Love that dirty water? Now it's getting better
The Charles earns a B++ rating from EPA
The water it still murky and its shores are still home to the occasional beef jerky wrapper, plastic bag, and empty bottle, but federal environmental officials said yesterday that the Charles River is the cleanest its been since they began monitoring water quality in 1995.
"I'm usually pretty good at distinguishing between gross and dangerous," said Frans Lawaetz, who spends his summers windsurfing on the Charles and last year organized the first swimming race there in 50 years. "There's certainly gross stuff in there, but I haven't noticed anything dangerous."
The river scored a B++ from the Environmental Protection Agency this year, meeting boating standards 100 percent of the time and swimming standards 63 percent of the time, slightly better than last year when the river was safe for boating 90 percent of the time and for swimming 62 percent.
The water has been in the B range since 1999, but in that time local scientists and activists have developed a clear idea of what needs to be done to make the river pristine, said Bob Zimmerman, executive director of the Charles River Watershed Association.
"In the next two to three years, we are going to see significant changes in water quality," he said.
While the river is undeniably cleaner than it was in 1995, when it was suitable for swimming just 19 percent of the time and boaters who fell overboard were advised to go to the hospital for a tetanus shot, some say they still prefer to enjoy the river simply by looking at it.

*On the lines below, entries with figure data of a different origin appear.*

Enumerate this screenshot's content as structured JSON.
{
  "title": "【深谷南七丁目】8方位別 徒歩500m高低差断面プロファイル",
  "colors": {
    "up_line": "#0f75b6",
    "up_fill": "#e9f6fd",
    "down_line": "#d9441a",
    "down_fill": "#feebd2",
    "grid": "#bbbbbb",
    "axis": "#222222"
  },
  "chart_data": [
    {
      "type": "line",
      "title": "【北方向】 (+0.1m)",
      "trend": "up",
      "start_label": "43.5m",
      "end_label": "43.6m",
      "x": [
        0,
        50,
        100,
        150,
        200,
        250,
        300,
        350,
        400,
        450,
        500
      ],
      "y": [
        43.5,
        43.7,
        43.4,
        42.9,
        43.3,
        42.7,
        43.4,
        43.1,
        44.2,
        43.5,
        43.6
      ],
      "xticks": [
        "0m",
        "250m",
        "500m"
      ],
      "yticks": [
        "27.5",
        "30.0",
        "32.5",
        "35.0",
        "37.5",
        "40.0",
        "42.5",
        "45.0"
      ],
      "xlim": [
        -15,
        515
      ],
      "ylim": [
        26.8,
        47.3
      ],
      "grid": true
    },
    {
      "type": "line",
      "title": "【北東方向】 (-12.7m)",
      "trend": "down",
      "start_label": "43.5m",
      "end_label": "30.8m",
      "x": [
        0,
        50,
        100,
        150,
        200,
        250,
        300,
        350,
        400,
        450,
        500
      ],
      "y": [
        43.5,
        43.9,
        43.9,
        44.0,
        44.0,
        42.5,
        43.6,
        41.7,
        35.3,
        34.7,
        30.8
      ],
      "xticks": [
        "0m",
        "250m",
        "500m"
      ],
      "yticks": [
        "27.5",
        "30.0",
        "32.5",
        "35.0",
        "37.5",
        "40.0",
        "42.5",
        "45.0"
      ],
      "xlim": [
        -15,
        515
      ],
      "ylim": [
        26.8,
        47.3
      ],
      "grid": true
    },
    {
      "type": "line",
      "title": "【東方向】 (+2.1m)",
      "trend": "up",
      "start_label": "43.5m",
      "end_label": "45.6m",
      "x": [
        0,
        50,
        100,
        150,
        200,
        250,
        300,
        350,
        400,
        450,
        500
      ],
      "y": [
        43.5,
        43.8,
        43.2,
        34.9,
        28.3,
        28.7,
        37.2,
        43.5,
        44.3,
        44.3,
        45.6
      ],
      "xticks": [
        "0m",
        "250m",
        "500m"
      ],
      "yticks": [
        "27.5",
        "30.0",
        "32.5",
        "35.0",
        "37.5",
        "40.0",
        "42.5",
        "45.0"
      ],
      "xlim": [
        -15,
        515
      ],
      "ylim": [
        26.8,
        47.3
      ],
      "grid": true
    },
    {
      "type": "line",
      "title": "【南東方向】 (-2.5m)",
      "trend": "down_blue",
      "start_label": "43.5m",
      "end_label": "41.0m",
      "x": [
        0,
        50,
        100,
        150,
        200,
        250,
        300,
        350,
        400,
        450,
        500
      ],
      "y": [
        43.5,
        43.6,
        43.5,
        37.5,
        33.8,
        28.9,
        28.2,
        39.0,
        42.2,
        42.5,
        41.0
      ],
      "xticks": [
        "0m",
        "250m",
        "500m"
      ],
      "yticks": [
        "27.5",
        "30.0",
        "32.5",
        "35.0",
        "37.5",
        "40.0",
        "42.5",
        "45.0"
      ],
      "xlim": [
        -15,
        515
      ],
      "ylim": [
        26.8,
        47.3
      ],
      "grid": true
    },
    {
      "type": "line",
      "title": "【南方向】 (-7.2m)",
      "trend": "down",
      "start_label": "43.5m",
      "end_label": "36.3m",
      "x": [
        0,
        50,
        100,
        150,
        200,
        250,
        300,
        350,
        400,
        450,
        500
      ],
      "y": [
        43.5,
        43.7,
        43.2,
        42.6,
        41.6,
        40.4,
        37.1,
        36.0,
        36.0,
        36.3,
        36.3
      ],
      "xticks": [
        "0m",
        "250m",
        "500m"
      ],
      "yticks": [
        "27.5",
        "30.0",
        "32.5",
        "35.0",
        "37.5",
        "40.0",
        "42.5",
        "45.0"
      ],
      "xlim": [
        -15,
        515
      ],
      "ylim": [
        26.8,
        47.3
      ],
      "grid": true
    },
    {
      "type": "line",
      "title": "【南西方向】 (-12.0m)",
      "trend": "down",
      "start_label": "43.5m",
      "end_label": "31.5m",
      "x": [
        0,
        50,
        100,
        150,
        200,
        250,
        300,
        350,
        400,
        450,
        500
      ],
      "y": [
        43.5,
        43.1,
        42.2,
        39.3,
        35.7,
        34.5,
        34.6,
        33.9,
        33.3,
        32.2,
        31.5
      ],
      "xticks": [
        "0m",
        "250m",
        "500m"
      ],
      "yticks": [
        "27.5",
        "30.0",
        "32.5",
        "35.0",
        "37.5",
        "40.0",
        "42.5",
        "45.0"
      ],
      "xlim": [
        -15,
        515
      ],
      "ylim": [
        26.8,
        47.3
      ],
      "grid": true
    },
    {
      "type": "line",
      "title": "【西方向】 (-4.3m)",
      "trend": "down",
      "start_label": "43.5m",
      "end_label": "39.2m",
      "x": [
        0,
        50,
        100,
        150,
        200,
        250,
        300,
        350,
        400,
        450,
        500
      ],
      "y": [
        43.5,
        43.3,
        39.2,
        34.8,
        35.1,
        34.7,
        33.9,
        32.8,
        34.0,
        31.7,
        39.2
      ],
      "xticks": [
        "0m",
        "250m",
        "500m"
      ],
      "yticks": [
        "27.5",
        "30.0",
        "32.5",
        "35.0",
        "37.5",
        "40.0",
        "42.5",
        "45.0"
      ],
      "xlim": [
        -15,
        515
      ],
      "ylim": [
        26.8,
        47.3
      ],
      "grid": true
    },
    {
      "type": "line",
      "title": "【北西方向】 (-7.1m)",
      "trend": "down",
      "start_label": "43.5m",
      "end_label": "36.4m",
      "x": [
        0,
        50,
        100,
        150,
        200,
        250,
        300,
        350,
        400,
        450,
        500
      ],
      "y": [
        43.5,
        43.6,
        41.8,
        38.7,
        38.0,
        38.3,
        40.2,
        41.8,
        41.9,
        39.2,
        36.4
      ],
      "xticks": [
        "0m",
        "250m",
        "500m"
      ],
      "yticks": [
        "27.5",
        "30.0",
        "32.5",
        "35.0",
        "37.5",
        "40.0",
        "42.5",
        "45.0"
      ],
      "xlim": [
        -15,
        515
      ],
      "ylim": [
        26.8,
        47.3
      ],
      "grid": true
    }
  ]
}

Though Back Bay resident Paul Powell often walks from his Back Bay home to the Esplanade in the summer to read the newspaper by the river, he looked horrified when asked if he would stick his big toe in it.
"Uh-uh," he said, shaking his head emphatically. "No, no, no."
Last summer, 68 people took part in the first swimming race in the Charles in more than 50 years. Participants were warned that they might encounter flotsam and jetsam, and a shower was on hand to rinse off afterward, but there were no complaints, Lawaetz said.
"Everyone seemed to have a positive experience," he said. "No rashes."
So much progress has been made that Zimmerman, Lawaetz, and other community activists have started looking at how to reintroduce swimming to the Charles. Planners have had to get creative, since the river's sediment is full of centuries-old toxic waste. One idea being discussed is a swimming pool that would sit in the river, separating swimmers from the riverbed with a plastic liner.
"We are talking about whether it should be done and, if so, where," Zimmerman said.
Meandering for 80 miles through the Greater Boston area, the Charles was once a source of food for Native Americans who built fishing weirs in what is now the Back Bay.
Then came English settlers, who as early as 1656 passed an ordinance that allowed for the dumping of "beast entralls and garbidg."
Over the next 300 years, sewerage and industrial waste flowed freely into the river. Toxins colored it pink and orange in spots. Fish kills, submerged cars, and rank odors were common. In a 1955 article for Harper's magazine, Bernard DeVoto described the Charles as "foul and noisome, polluted by offal and industrious wastes, scummy with oil, unlikely to be mistaken for water."
Things took a turn for the better in 1995, when John DeVillars, then administrator of the EPA's New England region, launched a massive cleanup aimed at making the river swimmable within 10 years.
Since then, the Massachusetts Water Resources Authority has helped communities to separate some combined sewer systems and built a new Deer Island Treatment Plant.
Last year, they completed installation of a 57-inch pipe that stretches from Brookline to Cambridge, improving the flow of waste to Deer Island and reducing overflows into the river during heavy rains.
"We need to go that last mile on reducing the amount of bacteria sent into the river," EPA spokesman Ken Moraff said.
Still, problems persist in New England's most densely populated watershed. For the past two summers toxic blue-green algae blooms caused by phosphorus have exploded in the river, putting humans and animals at risk.
Rules aimed at reducing storm-water overflows and phosphorus pollution introduced by the EPA last October should improve the situation, Moraff said.